Morava na Cidade Velha, Rua de Santarém, vizinho de Bruno de Menezes e do sapateiro comunista Dagoberto Lima, seus dois grandes mestres.
Com Bruno, frequenta terreiros de macumba, batuques, cordões de pássaros, bois, e, palavras suas, menino enxerido, o acompanha com Rodrigo Pinajé, Jaques Flores, Nunes Perreira, Eneida de Moraes, nas reuniões da Academia do Peixe Frito na sua errância pela Zona, Ver-o-Peso, Café Santos, Café Manduca.
Com o sapateiro comunista, Seu Lima, conhece Levi Hall de Moura, o principal teórico do PCB no Pará, de quem se torna secretário.
Tem 16 anos, cursando a primeira série do segundo grau, quando publica seu primeiro artigo em A Província do Pará.
Exímio datilógrafo, encontra emprego com facilidade no mundo comercial, economiza algum e começa sua aventura no universo dos sons, passa cinco meses pesquisando carimbós e bandas de música na Região do Salgado Paraense.
Nos rumos de Maiuandeua, levado pelo menino-mandado de nome Caroço, chega na longe morada, em cima do Monte Cristal, tapera de mestre Atanásio, onde tem seu corpo fechado e liberto de todo o mal:
Tontom é bela
Cortei o pau
Fiz a gamela
Depois vendi
Fiquei sem ela.
Outra vez vamos consultar o Deep Blue HP 99, para verificar se melhores futuros já pode sonhar o menino.
Nos respondeu a cartomante hight tech:
E mais, para que não pensem
que em sua vida tudo é triste,
vejo coisa que o trabalho
talvez até lhe conquiste:
que é trocar os seus molambos
da feira de Castanhal
para um mocambo melhor
no Distrito Federal.
Em junho de 1954, por intermédio de Bruno de Menezes, conhece o antropólogo Edison Carneiro e decide transferir-se para o Rio de Janeiro. Pega um Ita no dia 13 de agosto em Belém e, nos albores do dia 24, quando no convés do navio, contemplava aquela mirabília de luzes e cores e formas, não da terra, mas do universo, a entrada da barra da baía de Guanabara, explode sangue no Repórter Esso:
O presidente da república, Senhor Getúlio Dorneles Vargas, suicidou-se.
O presidente da república, Senhor Getúlio Dorneles Vargas, suicidou-se.
"Depois de decênios de domínio e espoliação dos grupos econômicos e financeiros internacionais, fiz-me chefe de uma revolução e venci. Iniciei o trabalho de libertação e instaurei o regime de liberdade social. Tive de renunciar.

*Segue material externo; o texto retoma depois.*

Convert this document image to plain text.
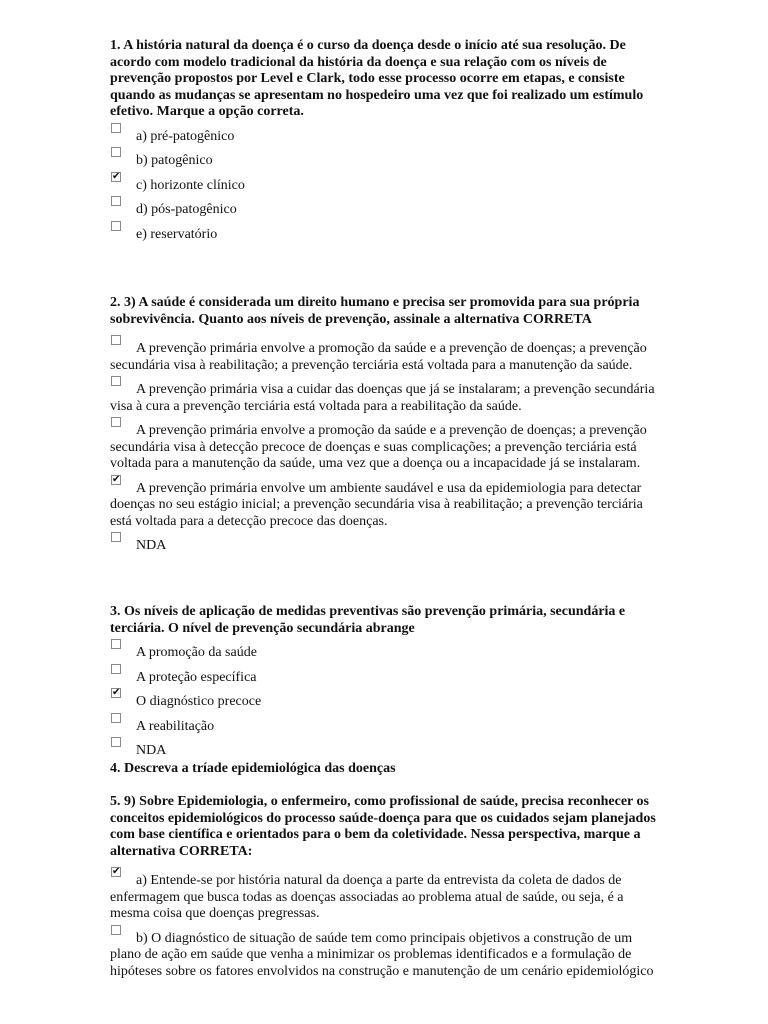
1. A história natural da doença é o curso da doença desde o início até sua resolução. De acordo com modelo tradicional da história da doença e sua relação com os níveis de prevenção propostos por Level e Clark, todo esse processo ocorre em etapas, e consiste quando as mudanças se apresentam no hospedeiro uma vez que foi realizado um estímulo efetivo. Marque a opção correta.
a) pré-patogênico
b) patogênico
✔
c) horizonte clínico
d) pós-patogênico
e) reservatório
2. 3) A saúde é considerada um direito humano e precisa ser promovida para sua própria sobrevivência. Quanto aos níveis de prevenção, assinale a alternativa CORRETA
A prevenção primária envolve a promoção da saúde e a prevenção de doenças; a prevenção secundária visa à reabilitação; a prevenção terciária está voltada para a manutenção da saúde.
A prevenção primária visa a cuidar das doenças que já se instalaram; a prevenção secundária visa à cura a prevenção terciária está voltada para a reabilitação da saúde.
A prevenção primária envolve a promoção da saúde e a prevenção de doenças; a prevenção secundária visa à detecção precoce de doenças e suas complicações; a prevenção terciária está voltada para a manutenção da saúde, uma vez que a doença ou a incapacidade já se instalaram.
✔
A prevenção primária envolve um ambiente saudável e usa da epidemiologia para detectar doenças no seu estágio inicial; a prevenção secundária visa à reabilitação; a prevenção terciária está voltada para a detecção precoce das doenças.
NDA
3. Os níveis de aplicação de medidas preventivas são prevenção primária, secundária e terciária. O nível de prevenção secundária abrange
A promoção da saúde
A proteção específica
✔
O diagnóstico precoce
A reabilitação
NDA
4. Descreva a tríade epidemiológica das doenças
5. 9) Sobre Epidemiologia, o enfermeiro, como profissional de saúde, precisa reconhecer os conceitos epidemiológicos do processo saúde-doença para que os cuidados sejam planejados com base científica e orientados para o bem da coletividade. Nessa perspectiva, marque a alternativa CORRETA:
✔
a) Entende-se por história natural da doença a parte da entrevista da coleta de dados de enfermagem que busca todas as doenças associadas ao problema atual de saúde, ou seja, é a mesma coisa que doenças pregressas.
b) O diagnóstico de situação de saúde tem como principais objetivos a construção de um plano de ação em saúde que venha a minimizar os problemas identificados e a formulação de hipóteses sobre os fatores envolvidos na construção e manutenção de um cenário epidemiológico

Voltei ao governo nos braços do povo.
Tenho lutado mês a mês, dia a dia, hora a hora, resistindo a uma pressão constante, incessante, tudo suportando em silêncio, renunciando a mim mesmo. Nada mais vos posso dar, a não ser meu sangue.
Eu ofereço em holocausto a minha vida.
Ao ódio respondo com o perdão.
E aos que pensam que me derrotaram respondo com a minha vitória. Nada receio.
Serenamente dou o primeiro passo no caminho da eternidade e saio da vida ....."
meuminino disparte para um reino entrefosco que o rei morto era posto e o rei posto era morto mas ninguém lhe contava essa estória desvinda
A cidade se quedou paralisada, congelada, muda, num silêncio de pedra depois da explosão no Catete.
O menino: espanto, cidade, grandes maravilhas, tragédia, comoção, silêncio,
Depois,
explosão de gentes,
de trabalhadores do Brasil,
de operários,
de favelados,
de portuários,
de esmolambados,
de petroleiros,
de ferroviários,
de estudantes,
de desdentados
de funcionários
da galera
da geral
Parecia que chegara em Jerusalém no dia que crucificaram Jesus, aproximou-se do Gólgota-Catete, espreitou de longe. Ficou com medo.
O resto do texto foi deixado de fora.